Chapitre IX

Arrestation de M. le prince de Conti en 1793. — Anecdote. — Le terroriste Panis. — Avis donné par lui à Monsieur de Pougens. — M. Bitaubé. — Départ pour St-Germain. — Les dames de St-Thomas. — Dangers. — Nouvelle fuite. — Embarras pécuniaire de Monsieur de Pougens. — Projet d'entreprendre un commerce de librairie.


L'été de 1790 se passa d'une manière agréable pour Monsieur de Pougens. Madame de Beauvilliers, madame d'Espagnac et madame de Bourdic, continuaient à venir le voir tous les jours et le comblaient des marques de leur vif intérêt. Plusieurs de nos amis de Saint-Germain vinrent aussi faire quelque séjour à Marly. De ce nombre fut le vicomte de Castéja, jeune homme doué des plus nobles qualités et qui périt le 10 août 1792 en prenant défense de l'infortuné, du vertueux Louis XVI. M. de Castéja1 était tendrement attaché à une de mes amies ; elle mourut des suites de la vive douleur qu'elle éprouva de la perte de celui à qui elle espérait unir une jour sa destinée.2

Vers la fin d'octobre nous retournâmes, ma mère et moi, à Saint-Germain, et le chevalier partit pour Paris où il avait pris un logement boulevart des Italiens.

En 1791, nous fîmes un nouveau séjour d'environ un mois ou six semaines à Marly où nous avait accompagnés madame de Prailly, une amie qui me fut bien chère, et à laquelle Monsieur de Pougens était attaché comme à une sœur tendrement chérie. La mort nous l'a enlevée et nous l'avons pleurée ensemble avec amertume.

Ce fut dans ce dernier voyage que j'eus le plaisir de connaître personnellement M. le marquis de Fortia et de me convaincre de la vérité du portrait que m'avait tracé Monsieur de Pougens des vertus et des rares qualités de son ami. Madame de Fortia accompagnait son mari ; elle était jeune alors, ses manières aimables et gracieuses ajoutaient un nouveau charme aux agrémens de sa figure. J'ai été frappée surtout de l'extrême beauté de ses dents.

Le nuage orageux de la révolution s'obscurcissait de plus en plus. Chaque jour Monsieur de Pougens recevait les adieux des personnes de sa connaissance qui émigraient, espérant par cette démarche devenir plus utiles au service du roi. Je n'entrerai ici dans aucun détail sur les évènemens, d'ailleurs si connus, des premières années de la révolution ; je me bornerai à tracer ceux qui ont concerné particulièrement l'homme vertueux et sensible, que de nouvelles souffrances attendaient encore, et j'arrive à la désastreuse année de 1793.

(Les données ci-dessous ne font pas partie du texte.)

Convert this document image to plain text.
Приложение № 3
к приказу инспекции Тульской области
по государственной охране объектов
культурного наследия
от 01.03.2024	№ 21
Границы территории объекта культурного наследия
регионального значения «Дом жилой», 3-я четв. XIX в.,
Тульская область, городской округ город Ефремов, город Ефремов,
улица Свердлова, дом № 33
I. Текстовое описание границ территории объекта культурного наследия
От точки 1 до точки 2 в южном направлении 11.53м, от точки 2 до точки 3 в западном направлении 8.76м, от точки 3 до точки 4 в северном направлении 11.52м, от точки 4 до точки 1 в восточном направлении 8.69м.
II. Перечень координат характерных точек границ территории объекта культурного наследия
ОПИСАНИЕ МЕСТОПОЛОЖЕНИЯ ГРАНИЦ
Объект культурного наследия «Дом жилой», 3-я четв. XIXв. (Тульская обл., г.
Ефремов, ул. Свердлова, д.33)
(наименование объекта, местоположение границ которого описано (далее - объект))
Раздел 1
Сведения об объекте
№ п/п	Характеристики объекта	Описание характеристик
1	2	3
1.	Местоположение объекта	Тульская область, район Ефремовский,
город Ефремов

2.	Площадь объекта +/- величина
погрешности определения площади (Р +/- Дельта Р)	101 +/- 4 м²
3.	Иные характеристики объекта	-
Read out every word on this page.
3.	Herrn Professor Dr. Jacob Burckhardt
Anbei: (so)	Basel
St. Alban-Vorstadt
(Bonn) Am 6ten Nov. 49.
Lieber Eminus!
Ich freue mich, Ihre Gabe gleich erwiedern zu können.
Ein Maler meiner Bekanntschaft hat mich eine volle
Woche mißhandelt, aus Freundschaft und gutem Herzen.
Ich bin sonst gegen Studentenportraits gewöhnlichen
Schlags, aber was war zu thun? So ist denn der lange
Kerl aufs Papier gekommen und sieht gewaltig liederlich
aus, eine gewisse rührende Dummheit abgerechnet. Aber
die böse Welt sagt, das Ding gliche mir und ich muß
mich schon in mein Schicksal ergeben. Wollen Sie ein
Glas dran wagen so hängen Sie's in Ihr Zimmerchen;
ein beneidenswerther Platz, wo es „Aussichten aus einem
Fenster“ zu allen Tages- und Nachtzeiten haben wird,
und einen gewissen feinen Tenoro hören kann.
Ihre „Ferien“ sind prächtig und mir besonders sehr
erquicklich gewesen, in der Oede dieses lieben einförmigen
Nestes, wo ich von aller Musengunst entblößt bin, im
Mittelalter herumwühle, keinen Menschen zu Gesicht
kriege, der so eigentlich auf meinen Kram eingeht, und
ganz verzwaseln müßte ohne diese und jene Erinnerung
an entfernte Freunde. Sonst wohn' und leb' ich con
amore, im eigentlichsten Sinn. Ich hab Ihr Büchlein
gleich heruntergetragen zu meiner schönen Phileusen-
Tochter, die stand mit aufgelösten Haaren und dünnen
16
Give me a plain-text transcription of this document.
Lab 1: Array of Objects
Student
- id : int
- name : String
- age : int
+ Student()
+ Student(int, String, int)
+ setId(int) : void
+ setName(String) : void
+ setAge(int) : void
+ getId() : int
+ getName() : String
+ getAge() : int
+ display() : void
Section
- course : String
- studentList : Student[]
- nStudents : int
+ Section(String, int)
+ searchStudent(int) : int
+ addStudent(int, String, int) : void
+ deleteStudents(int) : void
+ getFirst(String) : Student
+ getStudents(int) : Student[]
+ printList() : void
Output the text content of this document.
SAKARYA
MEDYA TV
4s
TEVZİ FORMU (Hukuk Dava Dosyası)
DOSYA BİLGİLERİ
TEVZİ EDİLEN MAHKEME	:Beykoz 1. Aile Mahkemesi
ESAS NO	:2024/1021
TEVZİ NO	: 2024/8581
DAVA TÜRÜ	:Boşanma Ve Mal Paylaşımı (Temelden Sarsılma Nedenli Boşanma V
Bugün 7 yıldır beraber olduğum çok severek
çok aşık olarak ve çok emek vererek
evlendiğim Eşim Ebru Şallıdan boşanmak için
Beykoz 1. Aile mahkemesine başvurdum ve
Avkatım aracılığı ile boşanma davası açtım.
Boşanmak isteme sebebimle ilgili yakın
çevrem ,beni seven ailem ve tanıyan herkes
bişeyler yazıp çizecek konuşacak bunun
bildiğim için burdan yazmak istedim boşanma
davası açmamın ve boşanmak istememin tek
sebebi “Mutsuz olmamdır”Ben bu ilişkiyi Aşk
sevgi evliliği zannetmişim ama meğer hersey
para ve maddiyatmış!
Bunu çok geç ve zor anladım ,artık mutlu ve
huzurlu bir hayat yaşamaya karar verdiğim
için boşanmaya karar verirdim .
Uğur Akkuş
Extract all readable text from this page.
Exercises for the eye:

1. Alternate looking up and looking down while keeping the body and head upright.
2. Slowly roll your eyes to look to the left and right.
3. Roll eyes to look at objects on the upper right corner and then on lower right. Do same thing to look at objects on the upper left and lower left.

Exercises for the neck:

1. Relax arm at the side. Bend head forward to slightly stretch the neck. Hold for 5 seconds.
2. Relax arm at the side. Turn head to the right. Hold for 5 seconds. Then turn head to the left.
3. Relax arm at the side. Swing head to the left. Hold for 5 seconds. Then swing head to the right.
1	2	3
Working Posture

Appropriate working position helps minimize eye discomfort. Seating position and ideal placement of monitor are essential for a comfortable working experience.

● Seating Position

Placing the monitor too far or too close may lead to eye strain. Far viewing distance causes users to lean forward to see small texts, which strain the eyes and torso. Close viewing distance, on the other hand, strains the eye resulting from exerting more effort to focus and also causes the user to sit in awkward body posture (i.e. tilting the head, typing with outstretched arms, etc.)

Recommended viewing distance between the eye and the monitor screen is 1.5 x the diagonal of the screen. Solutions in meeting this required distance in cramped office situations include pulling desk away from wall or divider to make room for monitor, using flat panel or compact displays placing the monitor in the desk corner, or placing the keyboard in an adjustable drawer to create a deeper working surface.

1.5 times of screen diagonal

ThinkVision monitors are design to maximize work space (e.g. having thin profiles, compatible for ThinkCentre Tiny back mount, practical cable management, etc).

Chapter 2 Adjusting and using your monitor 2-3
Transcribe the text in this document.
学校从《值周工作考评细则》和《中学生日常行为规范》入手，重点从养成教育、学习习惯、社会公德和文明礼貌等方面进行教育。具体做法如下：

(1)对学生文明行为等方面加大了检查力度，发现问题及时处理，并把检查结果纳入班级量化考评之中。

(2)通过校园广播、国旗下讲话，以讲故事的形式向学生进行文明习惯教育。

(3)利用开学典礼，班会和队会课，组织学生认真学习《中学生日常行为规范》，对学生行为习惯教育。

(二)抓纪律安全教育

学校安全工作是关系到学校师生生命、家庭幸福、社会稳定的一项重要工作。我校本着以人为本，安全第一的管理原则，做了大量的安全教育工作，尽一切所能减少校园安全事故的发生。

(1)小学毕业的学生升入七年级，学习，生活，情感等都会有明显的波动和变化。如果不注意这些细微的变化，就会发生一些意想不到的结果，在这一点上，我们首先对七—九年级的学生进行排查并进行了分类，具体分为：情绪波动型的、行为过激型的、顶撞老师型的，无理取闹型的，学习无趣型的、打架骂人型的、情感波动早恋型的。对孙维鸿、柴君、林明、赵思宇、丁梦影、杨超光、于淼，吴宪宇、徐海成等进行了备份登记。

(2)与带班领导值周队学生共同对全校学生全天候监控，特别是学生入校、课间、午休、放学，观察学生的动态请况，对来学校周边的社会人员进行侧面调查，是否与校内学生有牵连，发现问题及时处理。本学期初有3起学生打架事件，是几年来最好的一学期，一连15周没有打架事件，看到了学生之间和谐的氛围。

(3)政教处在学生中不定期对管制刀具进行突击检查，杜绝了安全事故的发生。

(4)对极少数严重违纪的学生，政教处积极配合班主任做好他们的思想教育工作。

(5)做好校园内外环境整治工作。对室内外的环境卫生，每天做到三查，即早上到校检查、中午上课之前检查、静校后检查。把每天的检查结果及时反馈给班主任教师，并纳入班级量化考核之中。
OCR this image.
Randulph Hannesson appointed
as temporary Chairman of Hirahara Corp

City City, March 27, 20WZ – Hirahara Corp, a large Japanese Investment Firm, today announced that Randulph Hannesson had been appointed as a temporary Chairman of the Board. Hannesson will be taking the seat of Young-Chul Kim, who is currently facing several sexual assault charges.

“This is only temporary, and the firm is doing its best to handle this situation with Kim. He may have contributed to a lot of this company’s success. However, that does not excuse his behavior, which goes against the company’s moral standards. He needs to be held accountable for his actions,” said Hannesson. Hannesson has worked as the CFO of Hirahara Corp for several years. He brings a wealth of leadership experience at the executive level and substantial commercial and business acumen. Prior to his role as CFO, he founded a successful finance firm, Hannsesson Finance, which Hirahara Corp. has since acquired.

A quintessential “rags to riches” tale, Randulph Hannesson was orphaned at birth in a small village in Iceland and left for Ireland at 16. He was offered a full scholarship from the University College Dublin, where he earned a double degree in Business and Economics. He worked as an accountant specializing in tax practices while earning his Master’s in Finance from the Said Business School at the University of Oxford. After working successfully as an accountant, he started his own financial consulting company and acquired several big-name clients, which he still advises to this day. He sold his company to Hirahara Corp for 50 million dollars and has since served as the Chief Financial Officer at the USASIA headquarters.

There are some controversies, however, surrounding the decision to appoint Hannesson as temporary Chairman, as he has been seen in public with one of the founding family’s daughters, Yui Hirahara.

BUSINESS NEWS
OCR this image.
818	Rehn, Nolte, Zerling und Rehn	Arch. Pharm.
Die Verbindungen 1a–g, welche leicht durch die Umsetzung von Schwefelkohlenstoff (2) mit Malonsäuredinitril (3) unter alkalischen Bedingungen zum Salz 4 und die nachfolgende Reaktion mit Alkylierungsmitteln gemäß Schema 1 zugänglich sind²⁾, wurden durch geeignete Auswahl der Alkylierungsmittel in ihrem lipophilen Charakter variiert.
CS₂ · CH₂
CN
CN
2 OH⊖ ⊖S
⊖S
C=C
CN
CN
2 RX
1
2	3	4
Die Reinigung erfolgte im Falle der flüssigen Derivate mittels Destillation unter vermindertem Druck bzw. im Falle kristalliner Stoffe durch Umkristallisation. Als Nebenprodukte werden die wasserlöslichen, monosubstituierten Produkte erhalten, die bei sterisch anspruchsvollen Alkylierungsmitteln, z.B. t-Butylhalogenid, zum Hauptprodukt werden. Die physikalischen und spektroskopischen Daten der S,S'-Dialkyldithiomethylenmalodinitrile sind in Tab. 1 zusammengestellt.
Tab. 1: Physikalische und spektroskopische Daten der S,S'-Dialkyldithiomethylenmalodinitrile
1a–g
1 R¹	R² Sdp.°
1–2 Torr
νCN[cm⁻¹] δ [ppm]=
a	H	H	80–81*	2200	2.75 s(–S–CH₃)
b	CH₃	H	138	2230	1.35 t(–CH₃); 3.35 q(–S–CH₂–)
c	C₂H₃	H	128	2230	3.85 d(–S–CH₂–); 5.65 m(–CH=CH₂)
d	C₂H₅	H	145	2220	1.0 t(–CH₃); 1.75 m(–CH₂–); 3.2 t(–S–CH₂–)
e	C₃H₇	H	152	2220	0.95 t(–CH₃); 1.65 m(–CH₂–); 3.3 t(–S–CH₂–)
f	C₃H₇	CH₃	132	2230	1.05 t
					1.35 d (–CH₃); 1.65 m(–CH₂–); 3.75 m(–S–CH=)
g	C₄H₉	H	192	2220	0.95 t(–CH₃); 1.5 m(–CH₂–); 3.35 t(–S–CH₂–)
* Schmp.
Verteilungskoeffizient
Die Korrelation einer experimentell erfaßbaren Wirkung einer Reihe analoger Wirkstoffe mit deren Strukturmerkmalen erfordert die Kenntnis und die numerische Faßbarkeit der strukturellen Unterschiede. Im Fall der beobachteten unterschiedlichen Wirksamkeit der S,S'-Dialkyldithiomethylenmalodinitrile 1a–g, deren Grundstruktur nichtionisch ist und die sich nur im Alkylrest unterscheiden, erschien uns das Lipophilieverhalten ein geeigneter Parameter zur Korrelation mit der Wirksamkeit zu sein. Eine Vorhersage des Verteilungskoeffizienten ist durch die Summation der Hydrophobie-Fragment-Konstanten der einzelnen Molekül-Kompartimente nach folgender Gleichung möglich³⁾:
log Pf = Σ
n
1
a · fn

M. le prince de Conti s'était retiré à sa terre de Lalande à quelques lieues de Paris, et avait engagé vivement Monsieur de Pougens à venir le voir le plus souvent possible. Celui-ci obéit à cet ordre et durant quelque temps ne courut aucun danger ; mais à l'époque dont je viens de faire mention, ayant acquis la certitude que le prince devait être arrêté le lendemain du jour où il venait d'apprendre cette triste nouvelle, et ne consultant que son zèle, il partit à trois heures du matin de Paris, avec son valet de chambre, et arriva à Lalande assez à temps pour prévenir l'auguste propriétaire du château, du danger qui le menaçait ; en effet les satellites se présentèrent tandis que M. de Pougens était encore là, et alors il revint à Paris.

En traversant une rue près de son logement, il rencontra le fameux terroriste Panis, qui, le saisissant fortement par le bras, lui dit à l'oreille : « Malheureux ! que faites-vous ici ? vous êtes perdu si vous y restez, et surtout si vous retournez chez le ci-devant prince de Conti ; vos démarches sont surveillées, prenez garde à vous, croyez-moi, quittez Paris pour quelque temps, faites-vous oublier. »

A ces mots le terroriste disparut et laissa M. de Pougens livré aux réflexions que fit naître en lui l'avertissement qu'il venait de recevoir. Son parti fut bientôt pris, et ce fut d'en profiter. Le soir même de ce jour, M. et madame Bitaubé3 qu'il alla voir, lui ayant appris que leur intention à eux-mêmes était de fuir Paris, et qu'ils avaient choisi Saint-Germain pour s'y réfugier, Monsieur de Pougens approuva ce projet et convint de se joindre à eux en prenant, à frais communs, un logement dans cette ville. Peu de jours après ils se mirent en route et arrivèrent à Saint-Germain dans la première semaine du mois de mai.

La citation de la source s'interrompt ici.